The Society for Nautical Research helps to purchase important works of art for the National Maritime Museum. In the interwar years many private art collections were in danger of being sold abroad. Among them was the collection of over 11,000 maritime prints, drawings and paintings of the noted yachtsman and collector Arthur Macpherson. In 1927 the society launched a public appeal to raise the funds to acquire his collection. With the huge generosity of Sir James Caird the collection was purchased and formed one of the founding collections of the National Maritime Museum.
Macpherson had an encyclopedic attitude to art collecting and aimed to document every aspect of maritime history through pictures. The early Netherlandish paintings are particularly fine, including a late sixteenth-century allegory of the Ship of State and Abraham Storck’s ‘Shipping off Amsterdam’.
The surplus of the public appeal was used to create the Macpherson Collection Endowment Fund which continues to be used to assist the purchase of additional works of art for the museum. Among the works purchased are a large number of paintings, prints and drawings by the noted marine artist W. L. Wyllie and an album of drawings by Gabriel Bray from a voyage to Africa in 1775.
The following works of art are taken from the many hundreds acquired for the nation by the society. A new work will be published monthly.
Featured Piece: A cow, lying down
In 1991 The Society for Nautical Research purchased an album of 73 sketches by Lieutenant Gabriel Bray and donated them to the National Maritime Museum. Bray, served as a second lieutenant on the 38-gun HMS Pallas between December 1774 and September 1775. Read more about the Bray collection at the National Maritime Museum and see a Lieutenant’s Log for Bray’s Journey to the Caribbean in 1774. The Captain’s Log also survives at the National Archives in Kew, Ref: ADM 51/667.
This lovely image is signed and dated ‘May 74 AVprGB’ (to the life by Gabriel Bray). It was probably painted by Bray near his home in Kent (possibly in Deal) where he spent the summer before joining up with the Pallas that winter. In December the Pallas set sail for Africa under the command of William Cornwallis (1744-1819), who subsequently became a famous admiral. The voyage to Africa was to check on British resources committed to the slave trade as well as other British interests in West Africa.
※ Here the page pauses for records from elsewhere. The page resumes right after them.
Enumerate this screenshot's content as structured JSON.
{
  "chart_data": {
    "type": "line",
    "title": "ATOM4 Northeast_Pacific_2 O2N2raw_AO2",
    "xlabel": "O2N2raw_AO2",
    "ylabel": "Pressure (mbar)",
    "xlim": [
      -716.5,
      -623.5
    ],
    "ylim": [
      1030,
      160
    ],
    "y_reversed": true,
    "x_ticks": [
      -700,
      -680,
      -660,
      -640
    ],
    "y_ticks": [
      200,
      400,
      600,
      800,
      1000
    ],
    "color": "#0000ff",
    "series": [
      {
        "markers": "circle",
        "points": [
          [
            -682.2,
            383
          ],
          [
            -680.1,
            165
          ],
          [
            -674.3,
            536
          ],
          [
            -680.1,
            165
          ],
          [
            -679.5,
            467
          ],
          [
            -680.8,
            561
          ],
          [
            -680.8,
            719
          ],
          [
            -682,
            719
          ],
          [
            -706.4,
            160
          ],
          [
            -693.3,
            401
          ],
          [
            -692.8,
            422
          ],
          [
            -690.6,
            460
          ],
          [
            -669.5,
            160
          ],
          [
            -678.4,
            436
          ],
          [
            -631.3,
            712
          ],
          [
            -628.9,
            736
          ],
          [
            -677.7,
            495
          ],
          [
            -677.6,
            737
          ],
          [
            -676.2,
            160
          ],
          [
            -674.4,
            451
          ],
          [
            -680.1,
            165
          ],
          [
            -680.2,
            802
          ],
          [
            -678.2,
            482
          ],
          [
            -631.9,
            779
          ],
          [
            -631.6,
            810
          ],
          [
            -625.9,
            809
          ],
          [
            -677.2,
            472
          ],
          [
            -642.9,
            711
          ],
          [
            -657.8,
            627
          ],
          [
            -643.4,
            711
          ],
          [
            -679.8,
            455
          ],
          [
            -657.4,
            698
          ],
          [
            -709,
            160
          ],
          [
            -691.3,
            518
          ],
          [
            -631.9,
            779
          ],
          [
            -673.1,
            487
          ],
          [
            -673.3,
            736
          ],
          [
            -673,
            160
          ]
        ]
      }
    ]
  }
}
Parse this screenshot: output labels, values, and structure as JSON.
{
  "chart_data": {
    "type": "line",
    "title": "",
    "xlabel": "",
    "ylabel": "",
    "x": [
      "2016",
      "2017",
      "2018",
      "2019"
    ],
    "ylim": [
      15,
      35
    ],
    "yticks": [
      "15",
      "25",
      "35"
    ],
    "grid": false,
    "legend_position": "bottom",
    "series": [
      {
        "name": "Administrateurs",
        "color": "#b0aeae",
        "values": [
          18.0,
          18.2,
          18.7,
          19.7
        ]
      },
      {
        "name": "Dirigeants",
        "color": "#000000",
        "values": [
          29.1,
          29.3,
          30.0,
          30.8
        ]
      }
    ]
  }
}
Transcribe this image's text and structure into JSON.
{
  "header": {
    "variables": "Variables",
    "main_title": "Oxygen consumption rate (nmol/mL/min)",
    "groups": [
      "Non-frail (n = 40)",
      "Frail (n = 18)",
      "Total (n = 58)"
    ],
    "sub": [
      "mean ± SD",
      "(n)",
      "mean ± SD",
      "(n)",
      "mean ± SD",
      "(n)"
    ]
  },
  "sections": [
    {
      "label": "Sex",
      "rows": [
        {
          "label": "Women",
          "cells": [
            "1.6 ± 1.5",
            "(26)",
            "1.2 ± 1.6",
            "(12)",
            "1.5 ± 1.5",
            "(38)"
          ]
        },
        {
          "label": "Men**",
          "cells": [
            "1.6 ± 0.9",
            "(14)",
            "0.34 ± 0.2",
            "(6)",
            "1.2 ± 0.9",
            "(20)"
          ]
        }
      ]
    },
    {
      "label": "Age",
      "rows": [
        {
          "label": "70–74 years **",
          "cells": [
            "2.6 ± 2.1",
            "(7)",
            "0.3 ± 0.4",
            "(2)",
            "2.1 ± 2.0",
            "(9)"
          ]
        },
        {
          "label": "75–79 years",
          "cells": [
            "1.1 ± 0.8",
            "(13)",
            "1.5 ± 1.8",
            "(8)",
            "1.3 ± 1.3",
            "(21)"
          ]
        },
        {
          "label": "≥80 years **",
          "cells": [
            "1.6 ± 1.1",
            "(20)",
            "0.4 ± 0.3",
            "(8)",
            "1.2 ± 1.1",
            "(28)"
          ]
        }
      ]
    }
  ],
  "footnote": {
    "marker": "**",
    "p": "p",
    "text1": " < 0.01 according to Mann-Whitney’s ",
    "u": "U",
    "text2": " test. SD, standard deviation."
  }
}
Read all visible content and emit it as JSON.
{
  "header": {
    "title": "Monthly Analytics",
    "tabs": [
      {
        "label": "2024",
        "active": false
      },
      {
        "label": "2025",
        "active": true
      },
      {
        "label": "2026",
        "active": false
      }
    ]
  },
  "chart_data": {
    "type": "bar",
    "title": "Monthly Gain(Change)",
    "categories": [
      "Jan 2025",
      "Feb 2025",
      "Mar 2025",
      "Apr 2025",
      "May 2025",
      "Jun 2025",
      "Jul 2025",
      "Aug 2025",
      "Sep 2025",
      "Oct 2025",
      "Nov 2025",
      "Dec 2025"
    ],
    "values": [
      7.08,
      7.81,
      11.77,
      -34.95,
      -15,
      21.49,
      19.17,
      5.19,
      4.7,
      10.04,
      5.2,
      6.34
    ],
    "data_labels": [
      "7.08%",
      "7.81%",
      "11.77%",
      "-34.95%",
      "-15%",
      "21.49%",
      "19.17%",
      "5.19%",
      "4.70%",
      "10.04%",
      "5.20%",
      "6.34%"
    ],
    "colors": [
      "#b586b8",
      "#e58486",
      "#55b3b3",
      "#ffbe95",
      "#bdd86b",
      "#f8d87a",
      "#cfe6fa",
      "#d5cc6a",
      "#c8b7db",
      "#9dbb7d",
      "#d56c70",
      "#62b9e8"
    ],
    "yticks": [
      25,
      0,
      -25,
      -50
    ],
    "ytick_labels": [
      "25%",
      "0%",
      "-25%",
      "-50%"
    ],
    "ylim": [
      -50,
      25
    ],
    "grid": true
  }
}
Bray enjoyed painting a host of subjects he came across but perhaps his interest in cattle was keen because of his experience in the navy. Both salted and fresh beef were key parts of an eighteenth century sailor’s diet. The Society has published a number of articles tackling this complex subject. This article from 1984 explores the life of John Crane (1576-1660). John Crane was appointed victualler for the navy in 1635 from the household of Charles I. He was described as an honest victualler in an age when more men died of food poisoning at sea than from enemy action. For those interested in how this affected the naval infrastructure ashore, this article form 1985 explores the archaeology of the former Royal Mint, located just east of the Tower of London, which is shown to have been a depot and manufactory of victuals for the navy from 1560. Though individual warehouses were used for storage at Chatham from 1547, this was the first naval victualling depot and manufactory in England. By 1595 London, Portsmouth and Plymouth were expected to victual 12,000 men for a five-month expedition within just four months.